HDP'li Sezai Temelli’nin CHP lideri Kılıçdaroğlu’na "Çözümün adresi ve asıl muhatabı İmralı'dır" yanıtına Bekir Ağırdır'dan eleştiri geldi. 

KONDA Genel Müdürü Bekir Ağırdır, HDP'li Sezai Temelli'nin 'muhatap İmralı' çıkışına tepki gösterdi. 

CHP Lideri Kemal Kılıçdaroğlu'nun "Kürt sorunu çözmek için meşru bir organa ihtiyacımız var. HDP'yi meşru organ olarak görebiliriz" sözlerine HDP'li Sezai Temelli, Twitter'dan yanıt vermiş ve "Kürt sorununun çözümünün yegane muhatabı HDP değil ama bu sorunun çözümü adına bugün demokratik siyaseti var eden ve kolaylaştıran başlıca aktör HDP'dir. Ama asla unutulmaması gereken şey demokratik çözümün adresi ve asıl muhatabı İmralı'dır. Süreci tıkayan, toplumsallaştırmayan ve masayı deviren AKP çözümsüzlükten medet umarken bu anlayışın çıkmaz sokak olduğu artık görülmelidir." demişti. Temelli, bu çıkışıyla eleştirilere sebep oldu.

KONDA Genel Müdürü Bekir Ağırdır da Temelli'yi eleştirenler arasındaydı. Ağırdır, "toplumsal uzlaşma sağlanmadan, daha çoğulcu ve şeffaf bir süreç yürütülmeden bir gecede parlamentoda yasalar değişse bile bu sorunun çözülmeyeceğini" belirtti. Ağırdır, Kürtlerin kimlik talebi ve Türklerin güvenlik endişesinin karşılıklı olarak anlaşılması gerektiğini savundu. 

Ağırdır, Kürt sorununun bugün geldiği noktada Kürt meselesi olmaktan giderek çıktığını ifade ederek "Türkiye'nin demokratikleşmesi, devletin denge-denetleme mekanizmasının, yerel yönetimlerin yeniden inşa edilmesi gereken bir süreçte artık Kürtlerden ibaret ya da sadece Kürtlere dair bir konuyu konuşmuyoruz." dedi.

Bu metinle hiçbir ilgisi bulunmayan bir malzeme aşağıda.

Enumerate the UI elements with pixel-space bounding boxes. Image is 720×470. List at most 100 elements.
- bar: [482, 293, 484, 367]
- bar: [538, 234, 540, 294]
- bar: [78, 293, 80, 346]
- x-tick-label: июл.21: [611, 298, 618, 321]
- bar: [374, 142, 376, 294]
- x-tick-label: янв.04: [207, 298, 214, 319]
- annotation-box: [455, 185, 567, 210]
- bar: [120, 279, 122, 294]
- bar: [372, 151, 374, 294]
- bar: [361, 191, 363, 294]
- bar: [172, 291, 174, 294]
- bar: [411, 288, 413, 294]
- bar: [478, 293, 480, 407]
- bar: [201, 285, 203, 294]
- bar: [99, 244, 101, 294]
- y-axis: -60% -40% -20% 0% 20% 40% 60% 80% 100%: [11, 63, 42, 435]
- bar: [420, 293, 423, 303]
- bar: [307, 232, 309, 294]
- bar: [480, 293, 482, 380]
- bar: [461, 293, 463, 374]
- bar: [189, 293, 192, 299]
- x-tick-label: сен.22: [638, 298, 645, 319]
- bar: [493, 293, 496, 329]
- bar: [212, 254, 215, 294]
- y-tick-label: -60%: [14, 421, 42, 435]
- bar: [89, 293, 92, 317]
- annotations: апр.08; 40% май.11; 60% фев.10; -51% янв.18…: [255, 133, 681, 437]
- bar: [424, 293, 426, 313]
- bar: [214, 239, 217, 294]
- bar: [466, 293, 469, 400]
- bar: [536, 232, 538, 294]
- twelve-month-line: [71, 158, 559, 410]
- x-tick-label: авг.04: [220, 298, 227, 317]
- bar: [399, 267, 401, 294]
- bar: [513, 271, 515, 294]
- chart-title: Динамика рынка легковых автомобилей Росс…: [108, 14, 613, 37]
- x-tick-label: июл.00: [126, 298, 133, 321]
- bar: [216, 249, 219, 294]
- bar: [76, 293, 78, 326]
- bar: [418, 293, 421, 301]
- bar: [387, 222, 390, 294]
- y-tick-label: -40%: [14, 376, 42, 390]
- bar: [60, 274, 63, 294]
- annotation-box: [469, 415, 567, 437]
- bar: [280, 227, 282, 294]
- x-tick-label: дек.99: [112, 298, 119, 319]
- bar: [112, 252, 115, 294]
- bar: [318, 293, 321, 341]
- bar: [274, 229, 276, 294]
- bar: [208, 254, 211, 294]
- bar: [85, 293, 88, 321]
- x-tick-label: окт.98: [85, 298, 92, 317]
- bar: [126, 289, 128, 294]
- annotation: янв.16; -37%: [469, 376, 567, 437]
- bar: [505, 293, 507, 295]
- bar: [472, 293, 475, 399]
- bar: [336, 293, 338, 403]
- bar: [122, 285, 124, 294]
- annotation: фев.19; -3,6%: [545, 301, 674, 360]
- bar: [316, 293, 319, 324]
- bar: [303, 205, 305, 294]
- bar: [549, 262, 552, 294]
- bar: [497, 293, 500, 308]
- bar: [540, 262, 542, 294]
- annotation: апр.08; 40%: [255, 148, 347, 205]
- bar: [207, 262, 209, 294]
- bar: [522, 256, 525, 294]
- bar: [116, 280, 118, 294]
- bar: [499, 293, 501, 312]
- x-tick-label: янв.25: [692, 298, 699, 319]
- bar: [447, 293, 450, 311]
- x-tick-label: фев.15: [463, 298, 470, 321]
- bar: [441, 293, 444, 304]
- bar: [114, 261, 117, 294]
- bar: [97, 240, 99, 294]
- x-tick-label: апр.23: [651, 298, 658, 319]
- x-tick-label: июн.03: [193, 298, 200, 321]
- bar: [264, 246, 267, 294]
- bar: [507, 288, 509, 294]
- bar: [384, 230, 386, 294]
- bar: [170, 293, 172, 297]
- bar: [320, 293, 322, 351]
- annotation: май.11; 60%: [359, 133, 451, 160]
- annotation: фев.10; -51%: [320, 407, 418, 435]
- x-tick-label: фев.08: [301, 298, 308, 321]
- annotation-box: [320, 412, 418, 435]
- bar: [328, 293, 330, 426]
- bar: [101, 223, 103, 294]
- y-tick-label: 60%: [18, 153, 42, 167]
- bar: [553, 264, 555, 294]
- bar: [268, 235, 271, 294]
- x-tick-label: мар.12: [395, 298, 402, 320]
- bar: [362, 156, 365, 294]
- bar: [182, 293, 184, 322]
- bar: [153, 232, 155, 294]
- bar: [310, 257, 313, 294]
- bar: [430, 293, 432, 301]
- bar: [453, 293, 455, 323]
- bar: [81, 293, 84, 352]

"SORUNUN İKİ KATMANI VAR" 

Ağırdır, bu sorunun iki katmanı olduğunu belirterek şöyle devam etti: 

"Bir yandan bu mesele özü itibariyle Kürtler ile devlet arasındayken, devletin nizamı, hukuku, kuralları arasında olan bir gerilim iken, bir katmanı daha var, toplumun kendi iç meselesi haline de dönmüş durumda. Gerilim yalnız Kürtlerle devlet arasında değil, artık Kürtlerle Türkler arasında da..."

"ELBETTE MUHATAP SİYASİ AKTÖRLER; KUSURA BAKMASIN SEZAİ TEMELLİ!"

Ağırdır, siyasi uzlaşmaya vurgu yaparak, Temelli'yi eleştirdi:

"Meşru aktörlerin siyaset olmasının dışında hiçbir yolu yoktur, kusura bakmasın Sezai Temelli. Yani her şeyden önce devlette, bu nizamda, bu meseleye dair neyi değiştireceksek siyasi uzlaşmalar üreterek çözebiliriz. Ama toplumsal kısmını çözmek için bugün geldiğimiz noktada HDP ile AKP'nin ya da iktidarın ya da CHP'nin uzlaşması yetmez. Toplumda da yeni bir biz duygusu, ortak yaşam iradesi üretmek diye bir meselemiz var. Bunca yaşanan ölümlerden sonra, en azından bir zihni meselemiz var. Bütün bunlar toplumsal bellekte bir tortu bırakıyor. Ama bir taraftan araştırmalarımız gösteriyor ki toplum bu konularda belli bir mesafe alıyor. Tıpkı türban meselesindeki gibi. Ama hala belli kesimlerde dirençler var."

UZLAŞMA- ÇOĞULCU VE ŞAFFAF SÜREÇ

Ağırdır, "uzlaşma, çoğulculuk ve şeffaf süre." vurgusu yaparak sürece 'sivil toplum kuruluşları ve akademisyenler gibi aktörlerin de yeniden dahil edilmesi' gerektiğini ve daha çoğulcu ve şeffaf bir süreç yürütülmesi gerektiğini savundu.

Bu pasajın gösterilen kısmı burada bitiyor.